“正是。”
徐氏似有所悟,搅了两下碗里的汤,又道:“最近你们父女间好像不那么剑拔驽张了,他对你也颇多宽容,就连前番你半夜随韩世子去缉凶,他都没有说什么,对了,他还给咱们都带了零嘴儿回来,这在从前简直是不可能的,这么说来,你们之间应该也消除了一些误会吧?”
苏婼沉气:“那天晚上,是我长这么大第一次与自己的父亲说那么多话。”
“那你,还恨他吗?”
这问题把苏婼问沉默了。
放在从前,这简直不用多想的。可是苏绶在把所有的事情和盘托出后,苏婼的理智却占了上风。苏绶的确是对不起谢氏,以苏婼的标准,他简直愧为人夫,也愧为人父,他就是有再多的悔恨,谢氏也回不来了。

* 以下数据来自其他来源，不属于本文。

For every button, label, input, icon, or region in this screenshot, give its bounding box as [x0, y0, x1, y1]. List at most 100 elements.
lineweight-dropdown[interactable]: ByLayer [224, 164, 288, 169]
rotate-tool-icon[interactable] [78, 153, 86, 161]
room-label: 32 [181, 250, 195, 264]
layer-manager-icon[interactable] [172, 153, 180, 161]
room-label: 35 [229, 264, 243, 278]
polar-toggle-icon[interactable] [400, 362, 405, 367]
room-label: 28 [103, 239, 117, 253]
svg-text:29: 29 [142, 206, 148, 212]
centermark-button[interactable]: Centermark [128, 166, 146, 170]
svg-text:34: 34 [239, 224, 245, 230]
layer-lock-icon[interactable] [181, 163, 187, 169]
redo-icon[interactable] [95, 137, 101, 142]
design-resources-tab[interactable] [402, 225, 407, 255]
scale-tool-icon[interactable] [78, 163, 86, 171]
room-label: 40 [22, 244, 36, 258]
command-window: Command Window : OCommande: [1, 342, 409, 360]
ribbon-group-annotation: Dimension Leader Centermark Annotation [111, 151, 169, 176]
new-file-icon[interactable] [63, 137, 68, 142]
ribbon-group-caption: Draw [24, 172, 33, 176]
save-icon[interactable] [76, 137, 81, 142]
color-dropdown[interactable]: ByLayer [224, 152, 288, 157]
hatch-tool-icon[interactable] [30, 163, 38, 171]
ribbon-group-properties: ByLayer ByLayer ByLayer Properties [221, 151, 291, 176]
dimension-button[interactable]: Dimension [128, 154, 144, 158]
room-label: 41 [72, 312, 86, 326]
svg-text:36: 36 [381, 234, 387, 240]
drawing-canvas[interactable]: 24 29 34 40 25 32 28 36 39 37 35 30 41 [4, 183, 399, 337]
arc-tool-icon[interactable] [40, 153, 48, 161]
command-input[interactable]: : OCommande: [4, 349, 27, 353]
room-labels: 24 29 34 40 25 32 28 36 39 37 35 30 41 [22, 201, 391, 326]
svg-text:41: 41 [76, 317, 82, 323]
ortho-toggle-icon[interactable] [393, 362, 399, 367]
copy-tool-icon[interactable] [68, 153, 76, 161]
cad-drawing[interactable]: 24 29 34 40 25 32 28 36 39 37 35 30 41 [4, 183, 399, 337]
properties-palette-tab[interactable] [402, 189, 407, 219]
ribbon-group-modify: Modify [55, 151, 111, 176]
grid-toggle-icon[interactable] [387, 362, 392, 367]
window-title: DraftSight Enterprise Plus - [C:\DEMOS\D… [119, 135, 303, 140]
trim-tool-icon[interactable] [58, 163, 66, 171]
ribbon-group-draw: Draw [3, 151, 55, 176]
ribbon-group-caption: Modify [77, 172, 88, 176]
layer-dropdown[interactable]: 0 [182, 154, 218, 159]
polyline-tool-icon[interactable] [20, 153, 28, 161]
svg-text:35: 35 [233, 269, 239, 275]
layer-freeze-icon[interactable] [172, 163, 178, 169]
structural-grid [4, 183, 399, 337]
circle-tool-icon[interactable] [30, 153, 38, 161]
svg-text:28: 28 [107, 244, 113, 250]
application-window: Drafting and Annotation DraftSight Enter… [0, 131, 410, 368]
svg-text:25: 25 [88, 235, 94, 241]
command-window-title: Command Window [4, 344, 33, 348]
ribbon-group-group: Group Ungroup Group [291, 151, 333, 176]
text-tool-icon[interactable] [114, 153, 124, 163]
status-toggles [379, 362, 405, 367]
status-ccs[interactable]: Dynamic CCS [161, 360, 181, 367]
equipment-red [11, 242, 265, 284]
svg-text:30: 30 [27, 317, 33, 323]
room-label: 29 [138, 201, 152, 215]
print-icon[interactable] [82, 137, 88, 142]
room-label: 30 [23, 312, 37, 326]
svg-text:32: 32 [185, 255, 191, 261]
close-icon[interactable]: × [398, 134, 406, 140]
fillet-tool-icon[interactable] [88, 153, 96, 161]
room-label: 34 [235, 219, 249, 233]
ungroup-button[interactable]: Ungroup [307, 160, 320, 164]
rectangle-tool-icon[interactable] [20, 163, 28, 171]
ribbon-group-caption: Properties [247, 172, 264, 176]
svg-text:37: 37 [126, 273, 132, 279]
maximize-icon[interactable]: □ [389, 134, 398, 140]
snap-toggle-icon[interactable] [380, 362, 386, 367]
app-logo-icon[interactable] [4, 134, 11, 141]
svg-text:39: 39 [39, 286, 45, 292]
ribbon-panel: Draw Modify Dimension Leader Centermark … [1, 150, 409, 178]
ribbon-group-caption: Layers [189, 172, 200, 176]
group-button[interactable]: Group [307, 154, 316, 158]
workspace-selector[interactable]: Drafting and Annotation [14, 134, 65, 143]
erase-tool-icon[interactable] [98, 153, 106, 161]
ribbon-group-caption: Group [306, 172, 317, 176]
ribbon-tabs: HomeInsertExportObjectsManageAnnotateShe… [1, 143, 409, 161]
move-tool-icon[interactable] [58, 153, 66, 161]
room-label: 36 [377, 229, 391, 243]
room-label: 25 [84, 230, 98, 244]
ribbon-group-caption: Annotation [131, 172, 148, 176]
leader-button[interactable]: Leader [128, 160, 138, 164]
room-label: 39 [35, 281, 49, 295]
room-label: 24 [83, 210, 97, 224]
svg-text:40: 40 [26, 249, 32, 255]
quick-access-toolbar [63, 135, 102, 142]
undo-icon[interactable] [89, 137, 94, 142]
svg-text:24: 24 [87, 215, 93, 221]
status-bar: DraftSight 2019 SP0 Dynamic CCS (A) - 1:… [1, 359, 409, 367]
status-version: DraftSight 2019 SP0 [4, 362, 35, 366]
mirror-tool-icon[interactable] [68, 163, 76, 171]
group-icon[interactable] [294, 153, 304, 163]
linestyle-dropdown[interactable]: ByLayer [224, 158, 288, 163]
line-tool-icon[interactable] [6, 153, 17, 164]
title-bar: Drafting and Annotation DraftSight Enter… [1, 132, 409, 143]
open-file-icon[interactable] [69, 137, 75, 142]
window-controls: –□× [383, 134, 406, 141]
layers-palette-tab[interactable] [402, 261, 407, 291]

可是他们俩的悲情又不是那么纯粹的,也不是一两件事促就的,在复杂的案情面前,固执地怀揣着恨意也不能起到什么积极的作用,所以,她心里头恨还是有的,但摆在这股恨意前头的,却是许多更要紧的事,眼下这当口,她便也没那么多心力去钻牛角尖了。执意让父女不和的事实坦露人前,只会让人钻了空子。
但她又不情愿把这份心思诉之于口,因为她不想让苏绶有机会知道,他有个这么讲道理明事理的女儿。
徐氏看她不答,也不问了,直说道:“这些事我憋在心里很久了,今日知道是这么回事,也就舒坦了。你以后就只管和世子去忙你们的,谢家姐姐有你这样孝顺的女儿,可真是她的福气。你争取早日查出真凶,好让母亲泉下瞑目!”
苏婼点头正要回应,木槿来了:“姑娘,韩世子有急事找。”
徐氏闻言笑起来:“真是说曹操曹操到!”
已经两世的苏婼老脸有些挂不住:“我去去就来!”
徐氏微笑端起茶来:“你赶紧去忙吧!我回头也找国公夫人逛园子去!”
就知道利用我
韩陌在苏家角门外把马拴了,然后就在门下走来走去。暮霭笼罩着他,使他的身影看上去更加魁梧。
角门一响,他就立刻转头迎了上去!
“你可算出来了!”说着就拽着她上马车。
苏婼纳闷:“什么事这么着急?”
韩陌佯装严肃:“接旨!”
苏婼下意识站起来,韩陌没绷住,又一把将她按着坐下:“皇上有旨,让咱们俩一块查案!”
“查什么案?”苏婼有点懵,“不是都查完了,接下来是三司的事了吗?还有,皇上怎么会知道我?”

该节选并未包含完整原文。